3) Work with a personal trainer
There are a lot of health and fitness-focused communities online. Some of these places, like Reddit, can feel more like bulletin boards than active communities, but others are incredibly valuable resources.
Try MyFitnessPal for weight loss tips and advice from people who have been there before.
Or if you’re trying to get in shape with your significant other or family members, BodySpace is a great resource for anyone looking for support and motivation. A subscription is required after a free trial period.
4) Read online
We all know that reading is a great way to supplement your weight loss support when you need it most. The Internet is filled with resources and people who want to help.
If you’re having trouble losing weight, be sure to take a look at some of these online websites and forums:
WebMD , Livestrong , and eDiets are great options that provide both diet information and support communities.
And if you’re not sure where else to start, there are also tons of social media sites for weight loss on Facebook, Twitter, Instagram—you name it! Remember, the internet provides a wealth of opportunities to find the right support for your needs.
5) Join an online community
Online communities are a great way to connect with others who share your interests, goals, and challenges. They’re also a way for you to get support from people who might not live nearby or otherwise be available in person.If you don’t find a community that suits you right away, don’t give up!
Try searching on Facebook or other social media platforms for people in your city who share similar interests; look at local Meetup groups; and try starting one of your own!
Many communities have more success once they reach a critical mass of members—so start looking now!
6) Go to support groups
The weight loss community is an amazingly supportive environment. Whether you’re looking for a specific support group or just a place to meet other people in your area who are going through similar things, you’ll find plenty of support out there.
The Weight Watchers website (which also features local meetings) has a great guide on how to find meetings in your area and support groups through National Eating Disorder Association (NEDA) can be another great resource.
For example, NEDA offers virtual meetings where users can connect with others who are dealing with eating disorders, whether it’s bulimia or binge eating disorder.
Start-up costs for both of these resources is free, but you may have to pay a small fee for virtual meetings.
7) Talk with friends and family about your goals
No matter where you are in your weight loss journey, social media can be a powerful tool.

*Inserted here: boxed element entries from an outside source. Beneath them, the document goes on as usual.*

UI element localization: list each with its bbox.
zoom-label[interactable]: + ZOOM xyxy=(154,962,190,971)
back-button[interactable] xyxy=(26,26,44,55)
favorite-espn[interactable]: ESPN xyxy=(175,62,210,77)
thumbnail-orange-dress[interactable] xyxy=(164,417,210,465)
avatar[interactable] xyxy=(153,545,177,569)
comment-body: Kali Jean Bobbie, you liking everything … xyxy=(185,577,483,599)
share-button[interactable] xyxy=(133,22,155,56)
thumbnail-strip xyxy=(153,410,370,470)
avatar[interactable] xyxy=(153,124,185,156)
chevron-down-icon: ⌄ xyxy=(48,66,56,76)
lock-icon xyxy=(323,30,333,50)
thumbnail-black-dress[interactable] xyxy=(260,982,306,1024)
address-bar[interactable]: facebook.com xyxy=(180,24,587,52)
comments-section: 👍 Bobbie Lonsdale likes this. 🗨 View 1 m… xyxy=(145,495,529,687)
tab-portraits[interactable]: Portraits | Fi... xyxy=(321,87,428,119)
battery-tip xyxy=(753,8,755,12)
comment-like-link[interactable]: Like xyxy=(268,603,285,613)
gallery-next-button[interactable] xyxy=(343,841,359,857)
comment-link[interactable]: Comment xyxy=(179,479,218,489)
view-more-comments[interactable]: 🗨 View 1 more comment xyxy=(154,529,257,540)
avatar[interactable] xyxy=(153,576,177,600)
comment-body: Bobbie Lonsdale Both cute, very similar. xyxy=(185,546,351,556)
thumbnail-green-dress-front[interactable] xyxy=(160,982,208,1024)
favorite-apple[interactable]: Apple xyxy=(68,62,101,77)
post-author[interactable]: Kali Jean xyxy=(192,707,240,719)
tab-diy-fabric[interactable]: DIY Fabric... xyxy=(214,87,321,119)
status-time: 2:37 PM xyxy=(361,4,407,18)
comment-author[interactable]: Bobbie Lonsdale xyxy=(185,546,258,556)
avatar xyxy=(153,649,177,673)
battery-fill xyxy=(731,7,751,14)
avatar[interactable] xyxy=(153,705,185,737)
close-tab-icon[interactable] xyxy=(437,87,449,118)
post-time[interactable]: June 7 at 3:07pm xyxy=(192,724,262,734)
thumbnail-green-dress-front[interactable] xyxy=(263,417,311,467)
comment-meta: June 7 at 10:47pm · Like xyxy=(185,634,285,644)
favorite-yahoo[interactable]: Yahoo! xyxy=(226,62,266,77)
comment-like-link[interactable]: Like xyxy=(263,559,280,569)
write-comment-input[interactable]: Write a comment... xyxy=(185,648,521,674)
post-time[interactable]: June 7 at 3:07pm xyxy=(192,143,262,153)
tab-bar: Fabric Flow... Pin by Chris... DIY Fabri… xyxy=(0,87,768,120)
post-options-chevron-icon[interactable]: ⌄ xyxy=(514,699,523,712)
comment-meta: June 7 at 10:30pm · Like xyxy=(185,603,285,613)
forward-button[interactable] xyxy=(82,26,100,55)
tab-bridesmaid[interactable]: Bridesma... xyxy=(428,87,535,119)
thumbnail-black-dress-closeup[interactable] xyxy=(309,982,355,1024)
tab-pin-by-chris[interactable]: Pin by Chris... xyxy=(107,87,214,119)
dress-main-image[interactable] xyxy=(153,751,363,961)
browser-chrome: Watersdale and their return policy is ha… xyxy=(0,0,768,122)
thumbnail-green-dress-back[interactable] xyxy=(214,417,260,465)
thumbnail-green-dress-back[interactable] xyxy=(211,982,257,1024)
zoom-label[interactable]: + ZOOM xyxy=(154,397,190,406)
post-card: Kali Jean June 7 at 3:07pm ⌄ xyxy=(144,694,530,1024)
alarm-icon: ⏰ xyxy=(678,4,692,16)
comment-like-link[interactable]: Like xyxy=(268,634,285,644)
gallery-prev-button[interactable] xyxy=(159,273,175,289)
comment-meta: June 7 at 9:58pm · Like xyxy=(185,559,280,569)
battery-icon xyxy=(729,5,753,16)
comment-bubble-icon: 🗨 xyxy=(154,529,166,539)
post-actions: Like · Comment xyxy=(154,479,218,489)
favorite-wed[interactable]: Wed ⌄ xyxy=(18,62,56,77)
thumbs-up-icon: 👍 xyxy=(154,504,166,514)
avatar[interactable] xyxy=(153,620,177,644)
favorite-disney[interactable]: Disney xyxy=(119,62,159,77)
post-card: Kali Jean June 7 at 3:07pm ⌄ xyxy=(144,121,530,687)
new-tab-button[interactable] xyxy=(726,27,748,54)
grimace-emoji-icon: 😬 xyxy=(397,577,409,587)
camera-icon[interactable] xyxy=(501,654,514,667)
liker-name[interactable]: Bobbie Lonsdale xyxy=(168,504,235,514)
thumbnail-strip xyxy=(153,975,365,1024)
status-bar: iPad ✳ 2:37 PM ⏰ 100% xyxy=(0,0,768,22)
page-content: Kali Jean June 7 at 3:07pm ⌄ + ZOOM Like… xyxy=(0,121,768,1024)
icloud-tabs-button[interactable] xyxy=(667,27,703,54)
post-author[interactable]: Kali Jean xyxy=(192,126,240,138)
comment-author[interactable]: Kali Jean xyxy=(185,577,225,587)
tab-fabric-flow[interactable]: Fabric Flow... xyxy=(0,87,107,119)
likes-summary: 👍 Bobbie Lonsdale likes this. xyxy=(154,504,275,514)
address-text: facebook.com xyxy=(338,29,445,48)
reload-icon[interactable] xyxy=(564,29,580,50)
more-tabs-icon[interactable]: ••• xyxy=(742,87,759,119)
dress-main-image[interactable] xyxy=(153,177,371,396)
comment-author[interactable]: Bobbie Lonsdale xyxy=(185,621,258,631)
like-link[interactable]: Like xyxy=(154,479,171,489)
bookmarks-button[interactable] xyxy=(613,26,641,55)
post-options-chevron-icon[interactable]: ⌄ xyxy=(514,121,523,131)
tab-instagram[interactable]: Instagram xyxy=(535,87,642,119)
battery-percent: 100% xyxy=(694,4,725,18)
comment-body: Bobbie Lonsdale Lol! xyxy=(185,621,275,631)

Facebook and Instagram, for example, allow you to connect with other people who have experienced (or are currently experiencing) similar situations.
This could be important if you’re struggling with low self-esteem or even just starting out on your weight loss journey.Plus, it’s great motivation: Seeing other people’s successes might make you feel like doing better yourself!
The downside is that these outlets might also inspire feelings of jealousy or inadequacy—which can actually undermine your progress by making it harder for you to stay positive.
8) Use social media for support
Social media is a great place to find people who are going through similar experiences as you. Whether you need support from someone who can empathize with you or someone who can cheer you on, social media has plenty of resources.
Hashtags like #LoseItForLife and #FitForLife offer thousands of photos that will inspire and motivate; just be sure to only look at those tagged motivation or inspiration.
And for more personal support, look for local weight-loss groups in your area. These group meetings are great ways to have your questions answered by a professional who knows what they’re talking about.